Non-fatal strangulation is a form of domestic violence that survivors and advocates say can be overlooked, and prosecutors say they can be more difficult cases to prosecute. But this groundbreaking new law could change that.
"In the four years I was with my abuser, I was strangled numerous times." said Markie Williams, a domestic violence survivor.
Williams said when her abuser would strangle her, her oxygen was cut off. She couldn’t breathe or scream for help.
"To make it worse he would frequently threaten to kill me while he was strangling me so I never knew if that was actually the last time if he was going to kill me at that time. My life was literally in his hands," said Williams.
She said the new law giving survivors access to a forensic exam for strangulation is a big step forward.
"We're finally recognizing that strangulation is a lethal form of abuse," said Williams.

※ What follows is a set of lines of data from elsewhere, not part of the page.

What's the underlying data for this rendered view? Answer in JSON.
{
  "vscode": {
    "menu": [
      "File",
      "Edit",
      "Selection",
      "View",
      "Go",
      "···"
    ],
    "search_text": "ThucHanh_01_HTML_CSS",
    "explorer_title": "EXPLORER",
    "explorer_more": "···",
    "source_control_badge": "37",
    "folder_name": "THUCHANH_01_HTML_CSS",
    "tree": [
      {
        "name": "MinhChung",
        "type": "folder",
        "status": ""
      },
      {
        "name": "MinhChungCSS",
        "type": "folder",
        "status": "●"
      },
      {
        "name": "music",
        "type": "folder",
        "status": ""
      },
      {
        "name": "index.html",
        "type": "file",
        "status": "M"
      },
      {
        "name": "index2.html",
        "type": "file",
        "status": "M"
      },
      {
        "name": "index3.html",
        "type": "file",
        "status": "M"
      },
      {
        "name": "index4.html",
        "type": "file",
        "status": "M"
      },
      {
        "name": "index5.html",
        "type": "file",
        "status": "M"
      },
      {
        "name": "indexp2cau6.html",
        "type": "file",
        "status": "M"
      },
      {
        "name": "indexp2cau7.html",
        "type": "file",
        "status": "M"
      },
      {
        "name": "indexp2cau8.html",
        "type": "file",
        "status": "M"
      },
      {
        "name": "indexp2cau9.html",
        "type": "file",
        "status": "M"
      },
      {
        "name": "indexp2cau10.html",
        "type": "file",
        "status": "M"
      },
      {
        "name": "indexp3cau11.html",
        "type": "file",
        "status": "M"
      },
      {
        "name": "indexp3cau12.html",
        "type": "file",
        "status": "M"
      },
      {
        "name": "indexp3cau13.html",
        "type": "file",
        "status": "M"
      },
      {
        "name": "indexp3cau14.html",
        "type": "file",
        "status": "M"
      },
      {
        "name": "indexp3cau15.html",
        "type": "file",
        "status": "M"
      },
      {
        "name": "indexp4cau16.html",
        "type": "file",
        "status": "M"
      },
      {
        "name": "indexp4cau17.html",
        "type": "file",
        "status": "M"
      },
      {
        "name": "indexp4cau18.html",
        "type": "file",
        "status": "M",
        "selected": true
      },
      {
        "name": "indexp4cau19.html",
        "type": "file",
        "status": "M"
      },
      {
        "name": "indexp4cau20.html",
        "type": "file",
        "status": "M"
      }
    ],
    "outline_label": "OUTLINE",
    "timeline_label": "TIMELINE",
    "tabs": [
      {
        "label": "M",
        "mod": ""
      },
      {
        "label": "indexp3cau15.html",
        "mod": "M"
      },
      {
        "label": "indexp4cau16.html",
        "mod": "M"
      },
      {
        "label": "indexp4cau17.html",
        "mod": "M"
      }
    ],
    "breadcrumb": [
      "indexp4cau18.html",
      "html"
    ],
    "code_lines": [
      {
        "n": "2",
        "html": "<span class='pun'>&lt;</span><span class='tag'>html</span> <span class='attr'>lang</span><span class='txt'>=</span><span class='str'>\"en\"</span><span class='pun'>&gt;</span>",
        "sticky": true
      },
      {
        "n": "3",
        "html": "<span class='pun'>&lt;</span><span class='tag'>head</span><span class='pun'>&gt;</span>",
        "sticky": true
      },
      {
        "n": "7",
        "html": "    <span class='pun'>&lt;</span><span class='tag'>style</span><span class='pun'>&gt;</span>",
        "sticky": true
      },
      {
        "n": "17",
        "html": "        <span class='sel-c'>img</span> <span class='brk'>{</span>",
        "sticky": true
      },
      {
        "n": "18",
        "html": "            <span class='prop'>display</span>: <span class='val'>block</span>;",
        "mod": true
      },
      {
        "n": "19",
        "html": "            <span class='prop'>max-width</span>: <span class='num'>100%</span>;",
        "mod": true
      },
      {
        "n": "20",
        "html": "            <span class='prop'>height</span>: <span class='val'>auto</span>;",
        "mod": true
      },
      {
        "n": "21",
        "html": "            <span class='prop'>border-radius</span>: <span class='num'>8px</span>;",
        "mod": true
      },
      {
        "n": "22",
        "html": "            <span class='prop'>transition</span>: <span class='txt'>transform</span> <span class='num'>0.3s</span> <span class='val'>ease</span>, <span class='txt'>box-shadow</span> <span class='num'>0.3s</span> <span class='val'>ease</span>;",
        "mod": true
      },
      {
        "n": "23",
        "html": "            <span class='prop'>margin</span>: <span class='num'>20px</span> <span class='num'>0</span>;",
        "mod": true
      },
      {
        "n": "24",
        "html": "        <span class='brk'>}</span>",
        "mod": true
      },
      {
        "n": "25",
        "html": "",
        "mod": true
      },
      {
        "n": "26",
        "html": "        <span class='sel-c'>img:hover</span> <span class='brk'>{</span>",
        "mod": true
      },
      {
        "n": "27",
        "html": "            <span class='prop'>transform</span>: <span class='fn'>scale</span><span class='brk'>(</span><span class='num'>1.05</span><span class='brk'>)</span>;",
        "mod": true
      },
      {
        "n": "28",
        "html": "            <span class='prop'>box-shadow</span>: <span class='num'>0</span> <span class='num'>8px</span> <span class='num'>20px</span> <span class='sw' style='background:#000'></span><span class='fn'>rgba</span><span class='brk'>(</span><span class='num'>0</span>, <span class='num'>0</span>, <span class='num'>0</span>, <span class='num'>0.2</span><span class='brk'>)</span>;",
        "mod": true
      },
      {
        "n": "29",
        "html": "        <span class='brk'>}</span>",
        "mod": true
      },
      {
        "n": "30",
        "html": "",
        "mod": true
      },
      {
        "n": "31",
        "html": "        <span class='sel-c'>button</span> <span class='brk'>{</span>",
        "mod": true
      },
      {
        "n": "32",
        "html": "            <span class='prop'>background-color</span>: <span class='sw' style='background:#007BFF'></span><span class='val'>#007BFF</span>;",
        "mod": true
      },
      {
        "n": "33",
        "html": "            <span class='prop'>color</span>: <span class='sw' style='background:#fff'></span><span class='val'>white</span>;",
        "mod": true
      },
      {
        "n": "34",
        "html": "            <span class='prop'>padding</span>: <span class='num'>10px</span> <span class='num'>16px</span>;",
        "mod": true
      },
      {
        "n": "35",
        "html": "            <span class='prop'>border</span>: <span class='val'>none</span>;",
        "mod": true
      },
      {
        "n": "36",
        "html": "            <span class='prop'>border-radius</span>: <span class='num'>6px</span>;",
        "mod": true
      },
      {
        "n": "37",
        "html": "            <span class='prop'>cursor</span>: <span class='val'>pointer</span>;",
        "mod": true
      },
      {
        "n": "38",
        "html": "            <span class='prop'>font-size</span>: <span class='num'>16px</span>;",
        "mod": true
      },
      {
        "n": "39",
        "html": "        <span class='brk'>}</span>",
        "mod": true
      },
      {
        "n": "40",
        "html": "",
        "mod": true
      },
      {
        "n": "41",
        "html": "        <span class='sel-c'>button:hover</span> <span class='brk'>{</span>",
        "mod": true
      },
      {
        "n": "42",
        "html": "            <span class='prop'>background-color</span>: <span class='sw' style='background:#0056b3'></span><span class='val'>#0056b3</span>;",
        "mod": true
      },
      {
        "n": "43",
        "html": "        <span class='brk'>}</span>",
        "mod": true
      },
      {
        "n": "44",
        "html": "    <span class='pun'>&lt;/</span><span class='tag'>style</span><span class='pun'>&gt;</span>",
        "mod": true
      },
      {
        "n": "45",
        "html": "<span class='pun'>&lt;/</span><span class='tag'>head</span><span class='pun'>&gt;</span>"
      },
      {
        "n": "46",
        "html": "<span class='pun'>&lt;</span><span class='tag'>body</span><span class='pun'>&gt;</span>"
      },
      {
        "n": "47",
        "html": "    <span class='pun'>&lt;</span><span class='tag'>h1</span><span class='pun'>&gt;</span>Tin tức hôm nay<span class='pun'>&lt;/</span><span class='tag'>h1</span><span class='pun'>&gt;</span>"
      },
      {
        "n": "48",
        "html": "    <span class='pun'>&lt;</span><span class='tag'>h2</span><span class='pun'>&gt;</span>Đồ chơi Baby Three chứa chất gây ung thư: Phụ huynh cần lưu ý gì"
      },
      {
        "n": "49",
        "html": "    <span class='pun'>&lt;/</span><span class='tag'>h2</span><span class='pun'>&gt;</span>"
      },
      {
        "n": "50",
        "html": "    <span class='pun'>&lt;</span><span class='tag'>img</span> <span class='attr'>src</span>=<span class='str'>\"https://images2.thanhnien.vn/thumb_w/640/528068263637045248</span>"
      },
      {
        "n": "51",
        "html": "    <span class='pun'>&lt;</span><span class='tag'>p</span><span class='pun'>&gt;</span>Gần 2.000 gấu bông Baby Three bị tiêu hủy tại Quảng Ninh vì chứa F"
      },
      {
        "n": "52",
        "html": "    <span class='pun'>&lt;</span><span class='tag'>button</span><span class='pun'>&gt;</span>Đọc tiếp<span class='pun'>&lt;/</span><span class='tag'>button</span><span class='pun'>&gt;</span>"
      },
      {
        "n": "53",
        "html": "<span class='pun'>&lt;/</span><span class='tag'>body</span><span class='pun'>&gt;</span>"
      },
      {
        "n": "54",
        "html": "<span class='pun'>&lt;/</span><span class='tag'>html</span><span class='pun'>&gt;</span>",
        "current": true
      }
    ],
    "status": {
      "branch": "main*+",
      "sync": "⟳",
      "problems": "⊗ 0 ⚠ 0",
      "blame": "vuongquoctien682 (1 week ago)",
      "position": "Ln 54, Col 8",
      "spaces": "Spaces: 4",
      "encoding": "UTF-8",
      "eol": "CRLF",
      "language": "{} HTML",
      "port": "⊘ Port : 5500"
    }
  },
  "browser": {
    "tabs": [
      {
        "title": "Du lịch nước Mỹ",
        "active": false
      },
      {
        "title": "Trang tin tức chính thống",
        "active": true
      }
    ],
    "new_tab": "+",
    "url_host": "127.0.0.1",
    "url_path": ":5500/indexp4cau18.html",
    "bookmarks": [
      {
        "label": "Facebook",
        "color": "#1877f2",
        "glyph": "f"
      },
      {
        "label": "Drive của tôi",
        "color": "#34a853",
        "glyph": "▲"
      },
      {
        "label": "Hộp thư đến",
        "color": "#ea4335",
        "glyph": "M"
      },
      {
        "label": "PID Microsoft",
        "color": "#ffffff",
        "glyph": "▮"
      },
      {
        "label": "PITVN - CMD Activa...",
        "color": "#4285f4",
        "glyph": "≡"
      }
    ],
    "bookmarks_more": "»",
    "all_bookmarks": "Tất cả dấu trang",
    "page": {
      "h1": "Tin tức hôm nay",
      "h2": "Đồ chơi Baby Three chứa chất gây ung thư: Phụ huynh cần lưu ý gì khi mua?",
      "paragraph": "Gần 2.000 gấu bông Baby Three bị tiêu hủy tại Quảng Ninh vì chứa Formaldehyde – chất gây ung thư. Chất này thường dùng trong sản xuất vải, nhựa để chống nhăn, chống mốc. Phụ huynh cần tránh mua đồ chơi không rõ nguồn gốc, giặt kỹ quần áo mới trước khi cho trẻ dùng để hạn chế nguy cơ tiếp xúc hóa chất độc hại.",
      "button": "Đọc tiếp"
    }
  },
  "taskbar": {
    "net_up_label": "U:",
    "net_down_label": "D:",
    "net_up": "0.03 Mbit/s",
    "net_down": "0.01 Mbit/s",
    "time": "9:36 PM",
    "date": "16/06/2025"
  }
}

A lethal form of abuse that officials say can be difficult to prosecute because unlike other forms of physical abuse, strangulation doesn’t always leave obvious marks.
"I cannot tell you how frustrating it was to read reports where the survivor wanted to hold her abuser accountable and the report would say slight bruising around the neck, and that was it. And that does not really articulate what happens in strangulation cases," said Washington State Senator Manka Dhingra.
Dhingra who sponsored the bill explains that forensic nurses who will perform these exams have specialized training that can help them collect evidence that regular medical personnel might not notice. Upping the chances of being able to prosecute the crime.
According to the law, a person who suffers from nonfatal strangulation is 750 percent more likely to become a homicide victim. And to get an idea of how often these cases happen, in 2018 there were 323 known cases of strangulation. 64 of those cases were seen at a hospital. Only four of those cases received a forensic exam, only because it involved a sexual assault.
Before the bill was passed, forensic exams were only offered to victims of sexual assault. a strangulation survivor would have to pay for the exam out of pocket which officials say could cost over a thousand dollars. Under the new law, the exam will be covered.
"The abuser can abuse the victim frequently through this method and it’s less likely that it’s going to be caught, seen or heard by anyone the victim comes in contact with," said Williams.
She knows how hard it can be to get help period, so when survivors do go to the hospital, she says it’s important they get the best resources possible.